Его поразило, сколько власти имеет эта женщина над его братом: запретила, и он повиновался, и столько времени молчал!

— Не хотел подвергать меня опасности! Какая трогательная забота! Даже ничего не зная, я был бы так же растянут на крючьях палача рядом с ним. И с вами… — Сказал — и почувствовал, что попал в точку.

Лицо ее, из живого и лукавого мгновение назад, стало совершенно неподвижным, словно омертвело. Разговор явно становился все более серьезным.
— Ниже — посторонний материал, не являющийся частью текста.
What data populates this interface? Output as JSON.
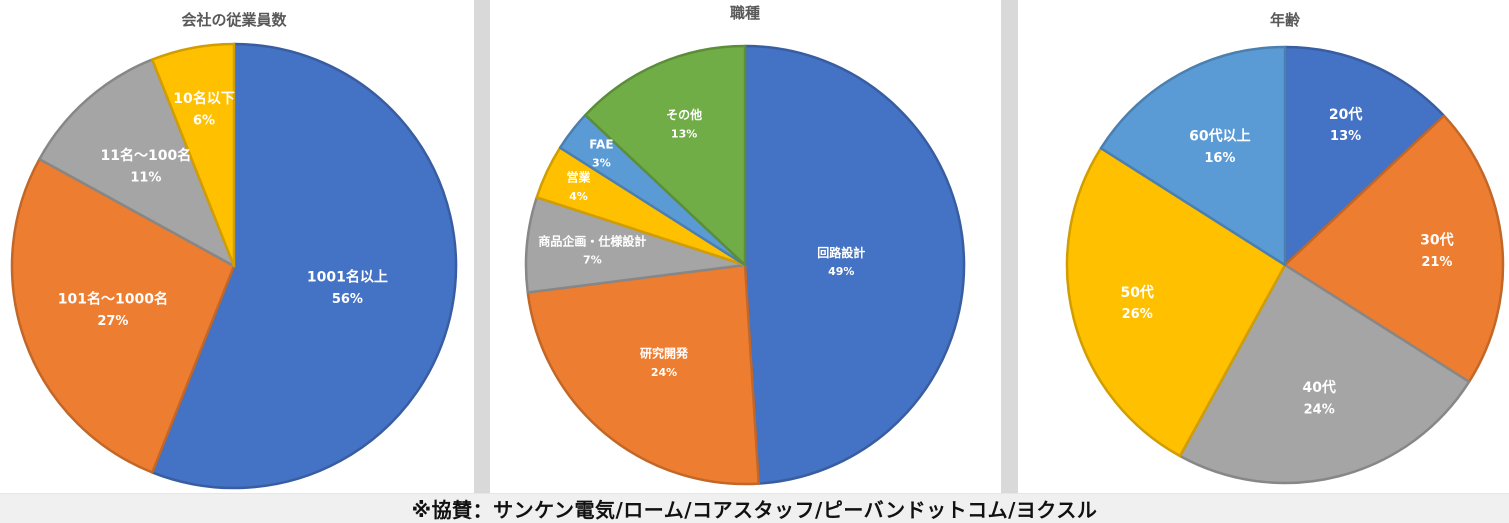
{
  "chart_data": [
    {
      "type": "pie",
      "title": "会社の従業員数",
      "slices": [
        {
          "label": "1001名以上",
          "value": 56,
          "pct_label": "56%",
          "color": "#4472c4"
        },
        {
          "label": "101名～1000名",
          "value": 27,
          "pct_label": "27%",
          "color": "#ed7d31"
        },
        {
          "label": "11名～100名",
          "value": 11,
          "pct_label": "11%",
          "color": "#a5a5a5"
        },
        {
          "label": "10名以下",
          "value": 6,
          "pct_label": "6%",
          "color": "#ffc000"
        }
      ]
    },
    {
      "type": "pie",
      "title": "職種",
      "slices": [
        {
          "label": "回路設計",
          "value": 49,
          "pct_label": "49%",
          "color": "#4472c4"
        },
        {
          "label": "研究開発",
          "value": 24,
          "pct_label": "24%",
          "color": "#ed7d31"
        },
        {
          "label": "商品企画・仕様設計",
          "value": 7,
          "pct_label": "7%",
          "color": "#a5a5a5"
        },
        {
          "label": "営業",
          "value": 4,
          "pct_label": "4%",
          "color": "#ffc000"
        },
        {
          "label": "FAE",
          "value": 3,
          "pct_label": "3%",
          "color": "#5b9bd5"
        },
        {
          "label": "その他",
          "value": 13,
          "pct_label": "13%",
          "color": "#70ad47"
        }
      ]
    },
    {
      "type": "pie",
      "title": "年齢",
      "slices": [
        {
          "label": "20代",
          "value": 13,
          "pct_label": "13%",
          "color": "#4472c4"
        },
        {
          "label": "30代",
          "value": 21,
          "pct_label": "21%",
          "color": "#ed7d31"
        },
        {
          "label": "40代",
          "value": 24,
          "pct_label": "24%",
          "color": "#a5a5a5"
        },
        {
          "label": "50代",
          "value": 26,
          "pct_label": "26%",
          "color": "#ffc000"
        },
        {
          "label": "60代以上",
          "value": 16,
          "pct_label": "16%",
          "color": "#5b9bd5"
        }
      ]
    }
  ],
  "footer": {
    "text": "※協賛：サンケン電気/ローム/コアスタッフ/ピーバンドットコム/ヨクスル"
  }
}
— Ну хорошо, сейчас ты все знаешь. И что это меняет? Ты точно так же рискуешь сейчас, сидя со мной за столом и отхлебывая свое вино. Стук в дверь может раздасться в любой момент. В любой. Хорошо, если верная Амельда успела бы предупредить. Хотя это тоже ничего не изменит. Ты был спокоен потому, что ничего не знал. Неведение — благо и покой, — Она приблизила свои кошачьи глаза, — И что бы ты делал, если бы все узнал год назад? Ушел бы в море? Возможно. Но с твоим приходом в лавку дела пошли так хорошо, что она перестала быть только прикрытием и предлогом. И именно это сделало ее по-настоящему полезным прикрытием.
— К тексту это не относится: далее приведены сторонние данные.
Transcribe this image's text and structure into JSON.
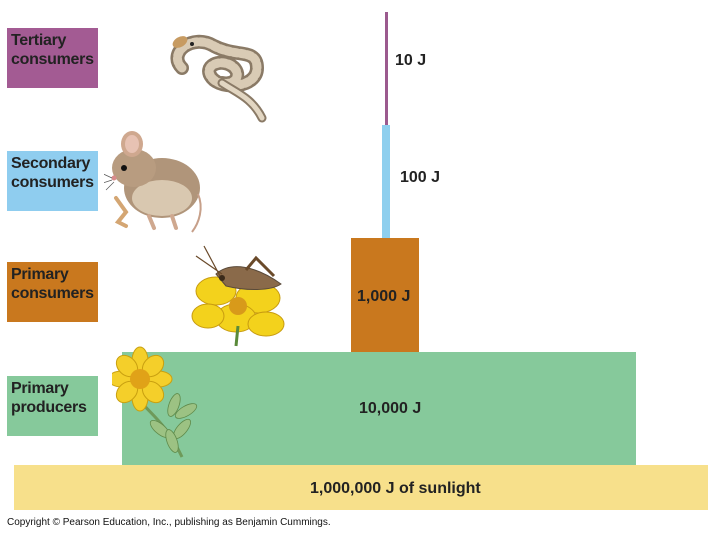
{
  "levels": [
    {
      "label_line1": "Tertiary",
      "label_line2": "consumers",
      "color": "#9b5a8e",
      "energy": "10 J",
      "organism": "snake-icon"
    },
    {
      "label_line1": "Secondary",
      "label_line2": "consumers",
      "color": "#8ecfee",
      "energy": "100 J",
      "organism": "mouse-icon"
    },
    {
      "label_line1": "Primary",
      "label_line2": "consumers",
      "color": "#c9781e",
      "energy": "1,000 J",
      "organism": "grasshopper-on-flower-icon"
    },
    {
      "label_line1": "Primary",
      "label_line2": "producers",
      "color": "#86c99b",
      "energy": "10,000 J",
      "organism": "flower-plant-icon"
    }
  ],
  "sunlight": {
    "label": "1,000,000 J of sunlight",
    "color": "#f6e08a"
  },
  "copyright": "Copyright © Pearson Education, Inc., publishing as Benjamin Cummings."
}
«Она приказывает, и брат повинуется! А его… его просто используют!»

— Если бы ты знал, что твой брат — espia, ты мог бы слишком забеспокоиться, — веско сказала она. «И, чего доброго, выдал бы — вольно или невольно», — подумала. Но сказала не это, а совсем другое: — Кстати, свой долг Осьминогу Джанотто ты выплатил именно благодаря себе, только из доходов лавки, в этом нет ни единого испанского мараведи.

«Знает Осьминога?» — удивился он.


А Исабель, конечно, не стала говорить о потных, хватких ладонях Джанотто, и о тяжести его обрюзгшего тела, если приходилось запоздать с долгом…
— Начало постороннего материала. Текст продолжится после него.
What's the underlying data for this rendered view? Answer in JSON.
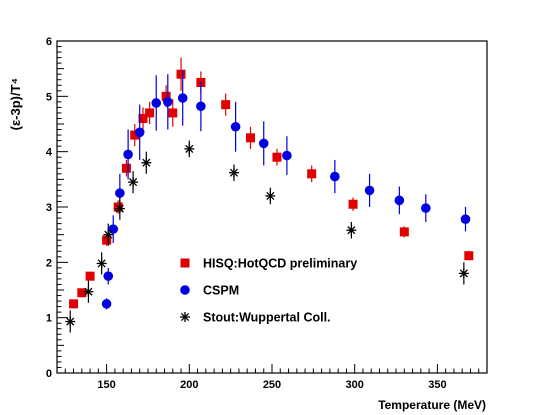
{
  "chart_data": {
    "type": "scatter",
    "xlabel": "Temperature (MeV)",
    "ylabel": "(ε-3p)/T⁴",
    "xlim": [
      120,
      380
    ],
    "ylim": [
      0,
      6
    ],
    "x_ticks": [
      150,
      200,
      250,
      300,
      350
    ],
    "y_ticks": [
      0,
      1,
      2,
      3,
      4,
      5,
      6
    ],
    "grid": false,
    "legend_position": "center",
    "series": [
      {
        "name": "HISQ:HotQCD preliminary",
        "marker": "square",
        "color": "#e00000",
        "points": [
          {
            "x": 130,
            "y": 1.25,
            "err": 0.08
          },
          {
            "x": 135,
            "y": 1.45,
            "err": 0.07
          },
          {
            "x": 140,
            "y": 1.75,
            "err": 0.08
          },
          {
            "x": 150,
            "y": 2.4,
            "err": 0.1
          },
          {
            "x": 157,
            "y": 3.0,
            "err": 0.12
          },
          {
            "x": 162,
            "y": 3.7,
            "err": 0.15
          },
          {
            "x": 167,
            "y": 4.3,
            "err": 0.2
          },
          {
            "x": 172,
            "y": 4.6,
            "err": 0.2
          },
          {
            "x": 176,
            "y": 4.7,
            "err": 0.2
          },
          {
            "x": 186,
            "y": 5.0,
            "err": 0.2
          },
          {
            "x": 190,
            "y": 4.7,
            "err": 0.25
          },
          {
            "x": 195,
            "y": 5.4,
            "err": 0.3
          },
          {
            "x": 207,
            "y": 5.25,
            "err": 0.2
          },
          {
            "x": 222,
            "y": 4.85,
            "err": 0.2
          },
          {
            "x": 237,
            "y": 4.25,
            "err": 0.2
          },
          {
            "x": 253,
            "y": 3.9,
            "err": 0.15
          },
          {
            "x": 274,
            "y": 3.6,
            "err": 0.15
          },
          {
            "x": 299,
            "y": 3.05,
            "err": 0.12
          },
          {
            "x": 330,
            "y": 2.55,
            "err": 0.1
          },
          {
            "x": 369,
            "y": 2.12,
            "err": 0.08
          }
        ]
      },
      {
        "name": "CSPM",
        "marker": "circle",
        "color": "#0000e0",
        "points": [
          {
            "x": 150,
            "y": 1.25,
            "err": 0.1
          },
          {
            "x": 151,
            "y": 1.75,
            "err": 0.15
          },
          {
            "x": 154,
            "y": 2.6,
            "err": 0.25
          },
          {
            "x": 158,
            "y": 3.25,
            "err": 0.35
          },
          {
            "x": 163,
            "y": 3.95,
            "err": 0.45
          },
          {
            "x": 170,
            "y": 4.35,
            "err": 0.5
          },
          {
            "x": 180,
            "y": 4.88,
            "err": 0.5
          },
          {
            "x": 187,
            "y": 4.9,
            "err": 0.5
          },
          {
            "x": 196,
            "y": 4.97,
            "err": 0.5
          },
          {
            "x": 207,
            "y": 4.82,
            "err": 0.45
          },
          {
            "x": 228,
            "y": 4.45,
            "err": 0.45
          },
          {
            "x": 245,
            "y": 4.15,
            "err": 0.4
          },
          {
            "x": 259,
            "y": 3.93,
            "err": 0.35
          },
          {
            "x": 288,
            "y": 3.55,
            "err": 0.3
          },
          {
            "x": 309,
            "y": 3.3,
            "err": 0.3
          },
          {
            "x": 327,
            "y": 3.12,
            "err": 0.25
          },
          {
            "x": 343,
            "y": 2.98,
            "err": 0.25
          },
          {
            "x": 367,
            "y": 2.78,
            "err": 0.22
          }
        ]
      },
      {
        "name": "Stout:Wuppertal Coll.",
        "marker": "asterisk",
        "color": "#000000",
        "points": [
          {
            "x": 128,
            "y": 0.93,
            "err": 0.2
          },
          {
            "x": 139,
            "y": 1.47,
            "err": 0.2
          },
          {
            "x": 147,
            "y": 1.98,
            "err": 0.2
          },
          {
            "x": 151,
            "y": 2.5,
            "err": 0.2
          },
          {
            "x": 158,
            "y": 2.97,
            "err": 0.2
          },
          {
            "x": 166,
            "y": 3.45,
            "err": 0.2
          },
          {
            "x": 174,
            "y": 3.8,
            "err": 0.2
          },
          {
            "x": 200,
            "y": 4.05,
            "err": 0.15
          },
          {
            "x": 227,
            "y": 3.62,
            "err": 0.15
          },
          {
            "x": 249,
            "y": 3.2,
            "err": 0.15
          },
          {
            "x": 298,
            "y": 2.58,
            "err": 0.15
          },
          {
            "x": 366,
            "y": 1.8,
            "err": 0.2
          }
        ]
      }
    ]
  }
}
У Христофора были иные жизненные планы. В них совершенно не входило собирать сведения для Кастильи против португальского короля, не входила перспектива знакомства с крепкорукими господами из королевских пыточных подвалов. Он понимал, что с головой ввязан в крайне опасное дело и не сможет теперь никому доказать свою непричастность. Да в общем, он и не собирался. Судьба опять решила все за него. Глухо, тревожно толкалось сердце. Немного дрожали руки. Подозревать — это одно, знать точно — совсем другое. Донна Перестрелло, однако, судя по всему, знала, что делала: ее уверенные манеры одновременно успокаивали и возбуждали. В конце концов, если ее и Бартоломео за столько лет не схватили… Может быть, все это не так уж и опасно, может, еще и обойдется, вон как уверенно она держится!


Такие мысли Христофора только подтверждали, как мало знал он не только о благородных дамах, но и о шпионах тоже.


Исабель пристально наблюдала за ним: что дальше? Бросится обвинять ее, брата, несовершенство проклятого мира, свою несчастную судьбу? Даст юлю нервам? Рассвирепеет? Пойдет на насилие, шантаж? Такой риск тоже был. Но она надеялась, что достаточно узнала об этом человеке от Бартоломео, и уповала на свое знание мужчин и человеческой природы.

Неожиданно он засмеялся. Сначала тихо, потом — громче. Два кошачьих глаза напротив впились в него с удивлением.

Он смеялся.

— Странно как получается! Я же, теперь выходит, вот уже почти больше года — кастильский espia, а сам написал и уже отправил королю письмо, где уверял его в своей неизменной преданости и просил Его величество дать мне возможность послужить ему и Португалии.

— Я читала это письмо. Именно поэтому мы сейчас и говорим.